Reduced deviant tone detection by A1 neurons in the noise-exposed group. (A) Representative normalized responses of individual A1 neurons in the three experimental groups to standards (black line) and deviant tones or “oddballs” (gray line) as a function tone position in the stimulus sequence. The red dotted line represents the asymptote of the progressively suppressed response to standards. (B) Average asymptote computed for the response to oddballs and standards in all groups. Note the reduction in the difference between standards and oddball responses at steady state in the Y-NE and A groups (height of red vertical lines). (C) Average receiving operating characteristic curves computed from responses of individual neurons to oddball tone trains in all groups and for different time points in the tone sequence. AUC stands for “area under the curve.” Note that Y-NE and A groups do not reach the discrimination criterion (70%) (Y, number of neurons recorded = 275; Y-NE = 208; A = 245). ^*p < 0.05, ^**p < 0.01: t-test.

Figure 5

Noise-induced changes in A1 PV+ interneurons and myelin.
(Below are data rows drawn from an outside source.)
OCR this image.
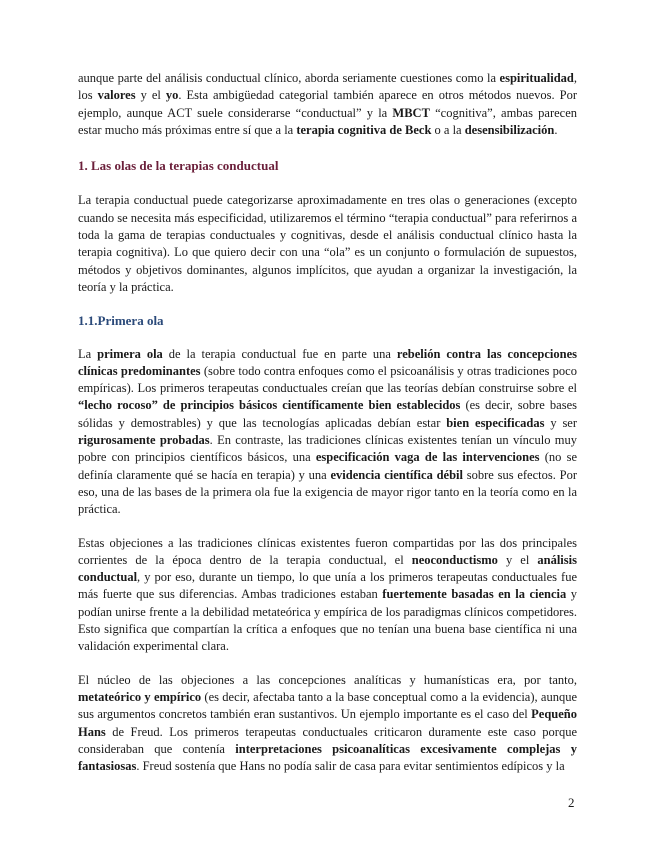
aunque parte del análisis conductual clínico, aborda seriamente cuestiones como la espiritualidad, los valores y el yo. Esta ambigüedad categorial también aparece en otros métodos nuevos. Por ejemplo, aunque ACT suele considerarse “conductual” y la MBCT “cognitiva”, ambas parecen estar mucho más próximas entre sí que a la terapia cognitiva de Beck o a la desensibilización.

1. Las olas de la terapias conductual

La terapia conductual puede categorizarse aproximadamente en tres olas o generaciones (excepto cuando se necesita más especificidad, utilizaremos el término “terapia conductual” para referirnos a toda la gama de terapias conductuales y cognitivas, desde el análisis conductual clínico hasta la terapia cognitiva). Lo que quiero decir con una “ola” es un conjunto o formulación de supuestos, métodos y objetivos dominantes, algunos implícitos, que ayudan a organizar la investigación, la teoría y la práctica.

1.1.Primera ola

La primera ola de la terapia conductual fue en parte una rebelión contra las concepciones clínicas predominantes (sobre todo contra enfoques como el psicoanálisis y otras tradiciones poco empíricas). Los primeros terapeutas conductuales creían que las teorías debían construirse sobre el “lecho rocoso” de principios básicos científicamente bien establecidos (es decir, sobre bases sólidas y demostrables) y que las tecnologías aplicadas debían estar bien especificadas y ser rigurosamente probadas. En contraste, las tradiciones clínicas existentes tenían un vínculo muy pobre con principios científicos básicos, una especificación vaga de las intervenciones (no se definía claramente qué se hacía en terapia) y una evidencia científica débil sobre sus efectos. Por eso, una de las bases de la primera ola fue la exigencia de mayor rigor tanto en la teoría como en la práctica.

Estas objeciones a las tradiciones clínicas existentes fueron compartidas por las dos principales corrientes de la época dentro de la terapia conductual, el neoconductismo y el análisis conductual, y por eso, durante un tiempo, lo que unía a los primeros terapeutas conductuales fue más fuerte que sus diferencias. Ambas tradiciones estaban fuertemente basadas en la ciencia y podían unirse frente a la debilidad metateórica y empírica de los paradigmas clínicos competidores. Esto significa que compartían la crítica a enfoques que no tenían una buena base científica ni una validación experimental clara.

El núcleo de las objeciones a las concepciones analíticas y humanísticas era, por tanto, metateórico y empírico (es decir, afectaba tanto a la base conceptual como a la evidencia), aunque sus argumentos concretos también eran sustantivos. Un ejemplo importante es el caso del Pequeño Hans de Freud. Los primeros terapeutas conductuales criticaron duramente este caso porque consideraban que contenía interpretaciones psicoanalíticas excesivamente complejas y fantasiosas. Freud sostenía que Hans no podía salir de casa para evitar sentimientos edípicos y la

2
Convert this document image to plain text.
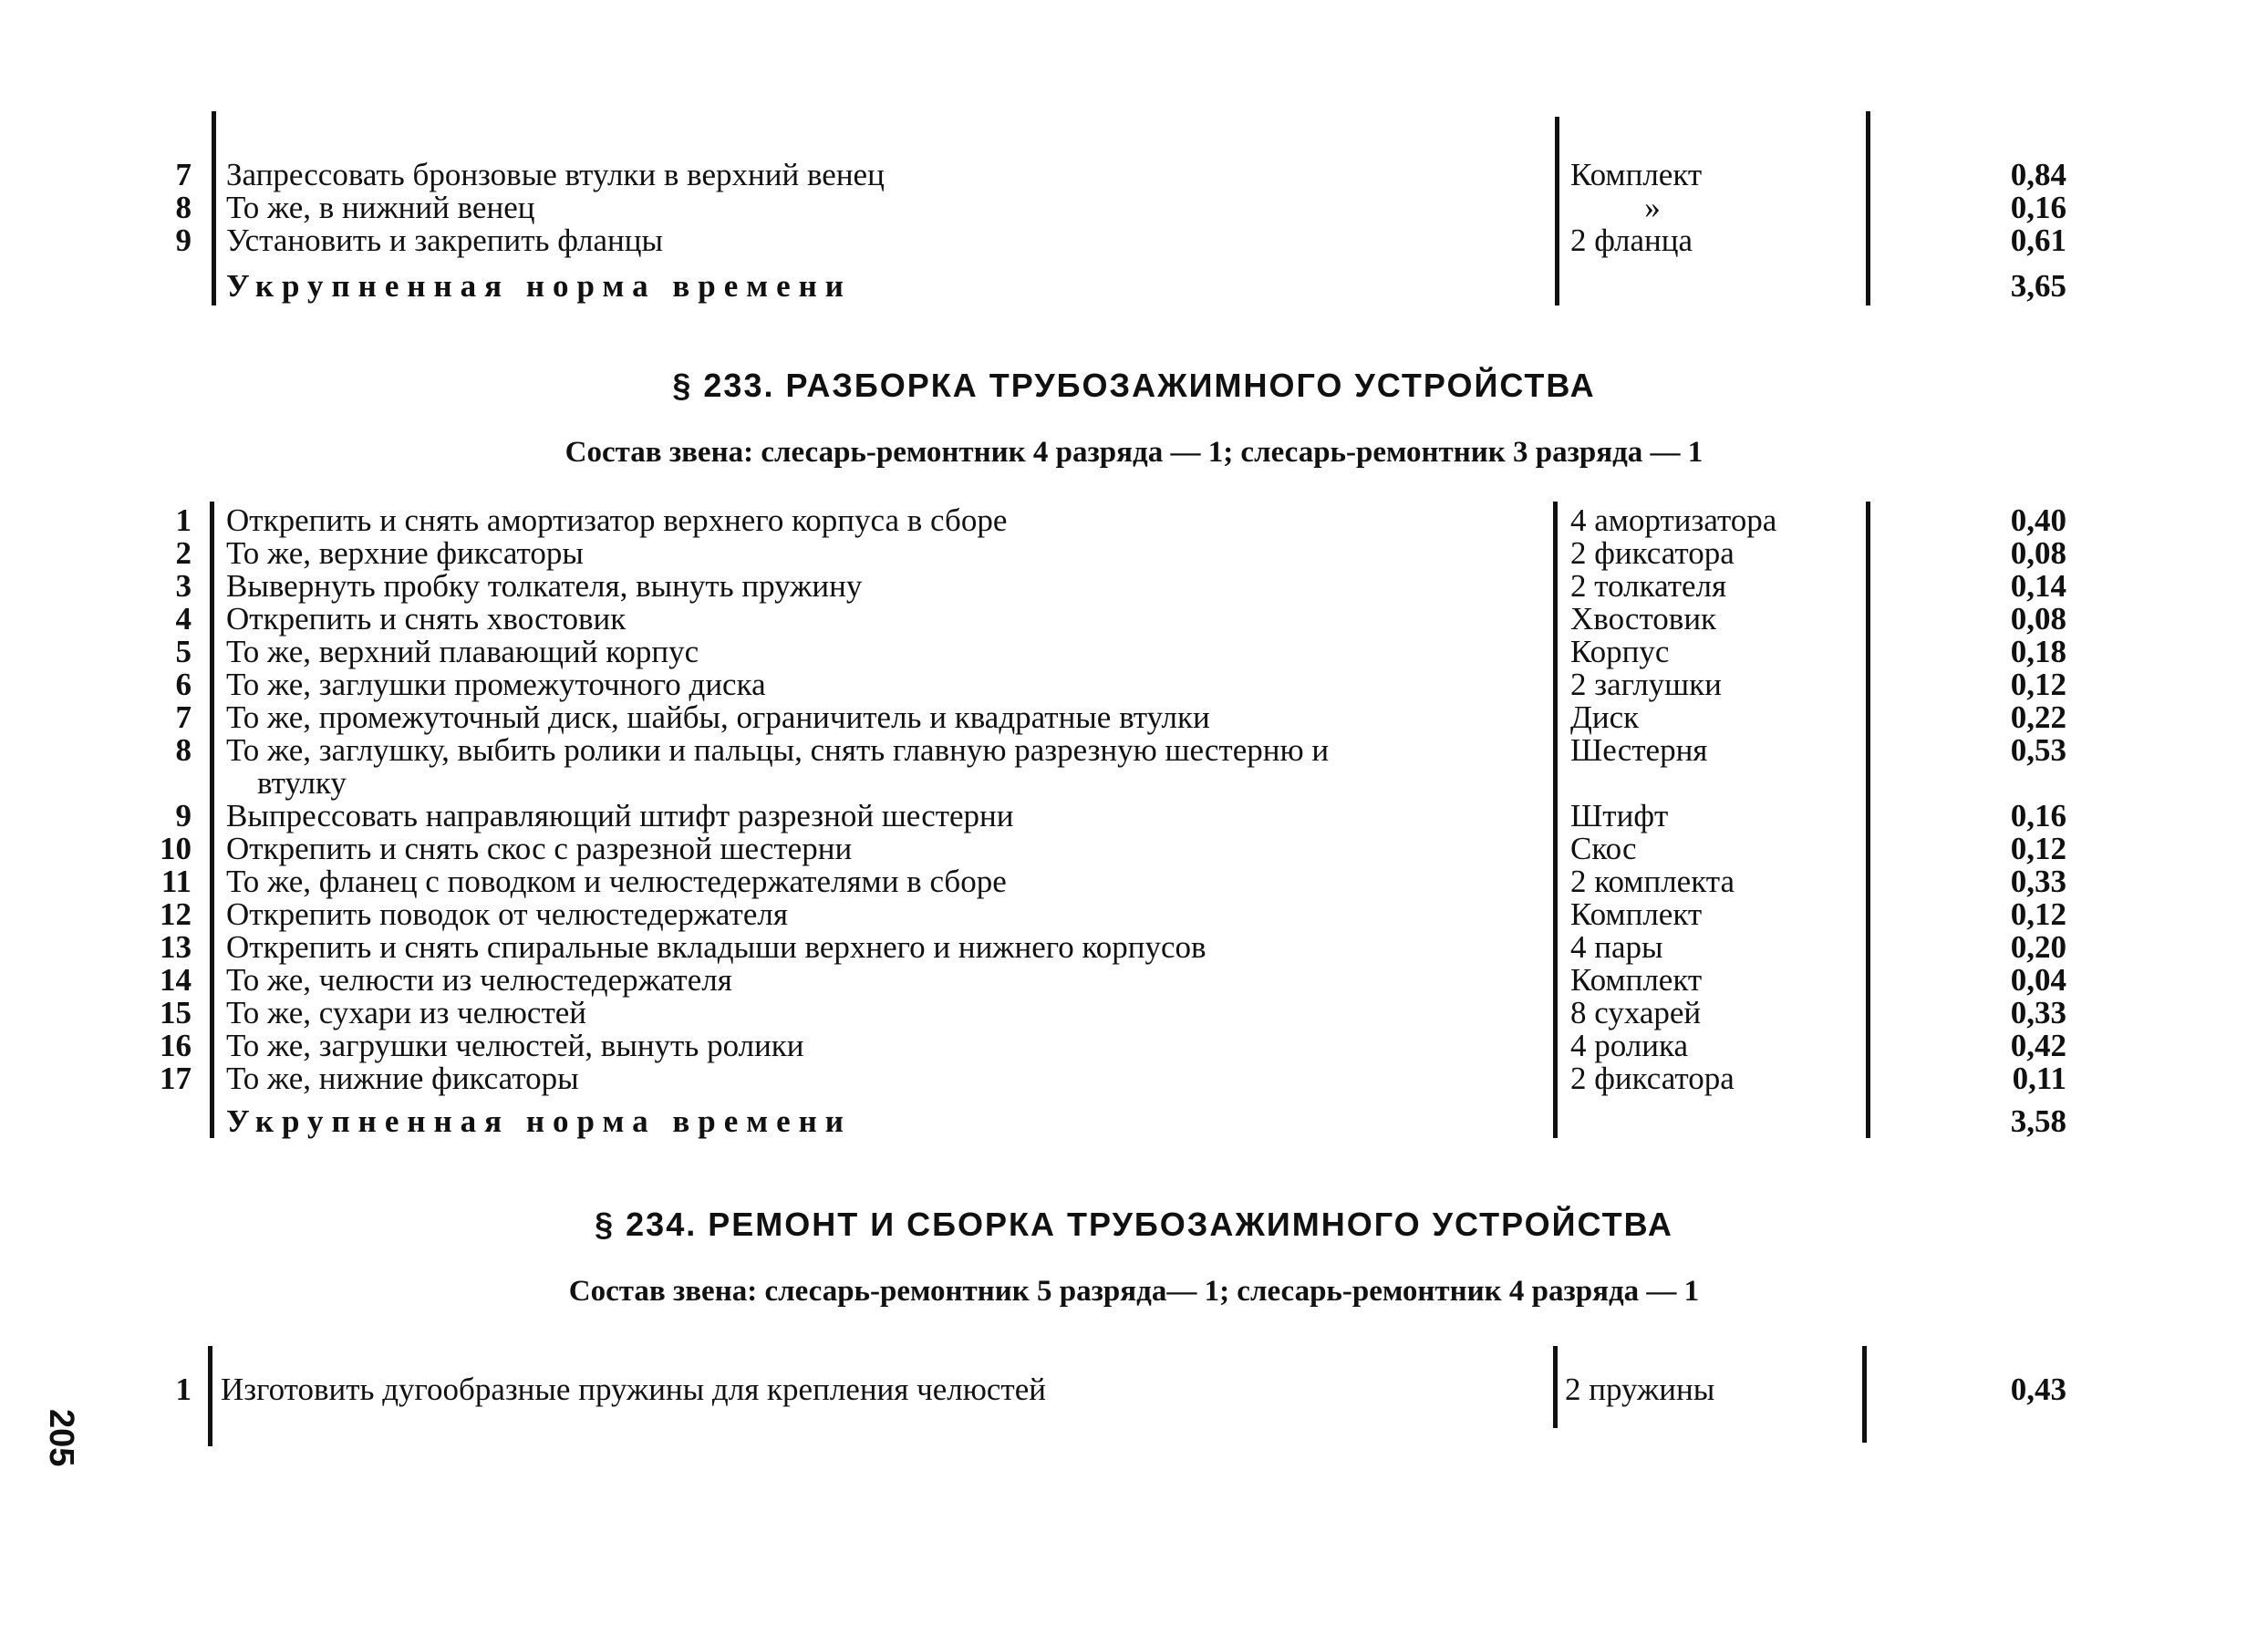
7 Запрессовать бронзовые втулки в верхний венец	Комплект	0,84
8 То же, в нижний венец	»	0,16
9 Установить и закрепить фланцы	2 фланца	0,61
Укрупненная норма времени	3,65
§ 233. РАЗБОРКА ТРУБОЗАЖИМНОГО УСТРОЙСТВА
Состав звена: слесарь-ремонтник 4 разряда — 1; слесарь-ремонтник 3 разряда — 1
1 Открепить и снять амортизатор верхнего корпуса в сборе	4 амортизатора	0,40
2 То же, верхние фиксаторы	2 фиксатора	0,08
3 Вывернуть пробку толкателя, вынуть пружину	2 толкателя	0,14
4 Открепить и снять хвостовик	Хвостовик	0,08
5 То же, верхний плавающий корпус	Корпус	0,18
6 То же, заглушки промежуточного диска	2 заглушки	0,12
7 То же, промежуточный диск, шайбы, ограничитель и квадратные втулки	Диск	0,22
8 То же, заглушку, выбить ролики и пальцы, снять главную разрезную шестерню и	Шестерня	0,53
втулку
9 Выпрессовать направляющий штифт разрезной шестерни	Штифт	0,16
10 Открепить и снять скос с разрезной шестерни	Скос	0,12
11 То же, фланец с поводком и челюстедержателями в сборе	2 комплекта	0,33
12 Открепить поводок от челюстедержателя	Комплект	0,12
13 Открепить и снять спиральные вкладыши верхнего и нижнего корпусов	4 пары	0,20
14 То же, челюсти из челюстедержателя	Комплект	0,04
15 То же, сухари из челюстей	8 сухарей	0,33
16 То же, загрушки челюстей, вынуть ролики	4 ролика	0,42
17 То же, нижние фиксаторы	2 фиксатора	0,11
Укрупненная норма времени	3,58
§ 234. РЕМОНТ И СБОРКА ТРУБОЗАЖИМНОГО УСТРОЙСТВА
Состав звена: слесарь-ремонтник 5 разряда— 1; слесарь-ремонтник 4 разряда — 1
1 Изготовить дугообразные пружины для крепления челюстей	2 пружины	0,43
205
Quantitative analysis of the average number in A1 of GABA and PV immunoreactive cells per high power field (hpf) and myelin basic protein (MBP) immunoreactivity in all experimental groups. (A) Representative high power photomicrographs of representative sections in all groups. (B) Average PV+ and GABA+ cell counts and average MBP staining fluorescence optical density in all groups (all layers averaged). Note the relative decrease in PV+ cell count and MBP staining in Y-NE and A groups. Number of hemispheres examined: Y = 8, Y-NE = 8, A = 10. ^*p < 0.05, ^**p < 0.01: t-test. Scale bar: 50 μm.

Figure 6

Progressive recovery of A1 alterations after noise discontinuation. (A) Representative RFs of A1 neurons in the Y-NE and young recovered (Y-R) groups. (B), Average BW10 in Y-NE and Y-R groups (all recorded neurons pooled). (C), Representative high power photomicrographs showing immunoreactivity to PV and MBP in Y-NE and Y-R. (D), Quantitative analysis of the average number of PV+ cells and myelin density per high power field in all layers in the Y-R group, Y-NE and Y groups for comparison. Y: n = 6, neurons = 317; Y-NE: n = 5, neurons = 246, and Y-R: n = 4, neurons = 198. Number of hemispheres examined: Y = 8, Y-NE = 8, Y-R = 4. ^*p < 0.05, ^**p < 0.01. Scale bar: 50 μm.